Vinyl-Addition Fluoroalkoxysilyl-Substituted Polynorbornene Membranes for CO₂/CH₄ Separation

Natural gas production and utilization have grown tremendously in recent decades, which highlights the need for improved, high-throughput purification methods. In the field of polymeric membrane-based gas separations, a detailed understanding of molecular structure–property relationships are critical to overcoming the permeability–selectivity trade-off. Prior work has highlighted that alkoxysilyl-substituted vinyl-addition polynorbornenes (VAPNBs) are promising candidates for natural gas purification, having exceptional H₂S/CH₄ and modest CO₂/CH₄ permselectivity.
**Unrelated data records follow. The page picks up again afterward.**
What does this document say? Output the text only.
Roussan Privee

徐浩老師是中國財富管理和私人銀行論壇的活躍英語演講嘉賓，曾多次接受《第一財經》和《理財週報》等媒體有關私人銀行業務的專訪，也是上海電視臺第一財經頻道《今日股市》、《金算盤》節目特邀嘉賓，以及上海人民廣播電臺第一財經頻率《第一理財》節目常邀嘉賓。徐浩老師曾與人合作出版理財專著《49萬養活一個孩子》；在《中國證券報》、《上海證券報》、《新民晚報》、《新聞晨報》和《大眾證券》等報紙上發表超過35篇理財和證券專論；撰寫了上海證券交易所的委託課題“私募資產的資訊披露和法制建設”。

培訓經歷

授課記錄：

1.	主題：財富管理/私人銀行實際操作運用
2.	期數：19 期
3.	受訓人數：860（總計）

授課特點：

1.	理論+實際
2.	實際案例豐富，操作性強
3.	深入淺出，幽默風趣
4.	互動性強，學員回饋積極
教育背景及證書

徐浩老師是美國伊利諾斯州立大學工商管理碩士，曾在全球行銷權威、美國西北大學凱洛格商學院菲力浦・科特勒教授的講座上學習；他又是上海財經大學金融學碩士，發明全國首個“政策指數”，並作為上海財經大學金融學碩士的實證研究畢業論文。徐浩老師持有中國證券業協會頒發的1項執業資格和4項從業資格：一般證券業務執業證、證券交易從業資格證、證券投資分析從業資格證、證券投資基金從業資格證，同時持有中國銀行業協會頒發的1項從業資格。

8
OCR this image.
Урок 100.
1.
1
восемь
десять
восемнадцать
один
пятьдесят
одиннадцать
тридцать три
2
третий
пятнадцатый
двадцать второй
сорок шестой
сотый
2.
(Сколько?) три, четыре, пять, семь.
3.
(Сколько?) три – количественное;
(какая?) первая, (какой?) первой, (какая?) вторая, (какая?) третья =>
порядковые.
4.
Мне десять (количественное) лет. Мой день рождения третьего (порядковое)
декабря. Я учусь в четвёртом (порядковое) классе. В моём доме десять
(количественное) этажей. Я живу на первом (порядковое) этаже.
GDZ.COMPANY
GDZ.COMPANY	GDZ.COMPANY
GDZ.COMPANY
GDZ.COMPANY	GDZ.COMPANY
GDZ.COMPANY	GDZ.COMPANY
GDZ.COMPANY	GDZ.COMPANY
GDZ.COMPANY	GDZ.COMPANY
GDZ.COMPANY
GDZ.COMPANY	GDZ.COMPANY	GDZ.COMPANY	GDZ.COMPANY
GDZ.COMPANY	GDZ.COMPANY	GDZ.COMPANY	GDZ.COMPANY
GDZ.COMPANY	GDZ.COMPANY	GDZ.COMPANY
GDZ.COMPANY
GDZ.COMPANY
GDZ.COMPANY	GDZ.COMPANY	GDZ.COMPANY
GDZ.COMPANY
To improve their CO₂/CH₄ separation performance, we herein describe a series of fluoroalkoxysilyl-substituted VAPNBs. We demonstrate that the incorporation of fluoroalkoxysilyl substituents yields a series of polymeric materials whose CO₂/CH₄ permselectivity increases as a function of fluorine incorporation. Interestingly, these enhanced selectivity characteristics are realized with minimal decreases to overall CO₂ permeability. While it was initially hypothesized that introduction of fluorinated units would decrease CH₄ solubility, detailed sorption analysis revealed that the observed increases in CO₂/CH₄ permselectivity were due almost exclusively to enhanced CO₂ sorption in fluorine-containing VAPNBs. Computational studies provided insights into the electronic interaction energies between gas molecules and polymer repeat units across the nonfluorinated and fluorinated series, respectively.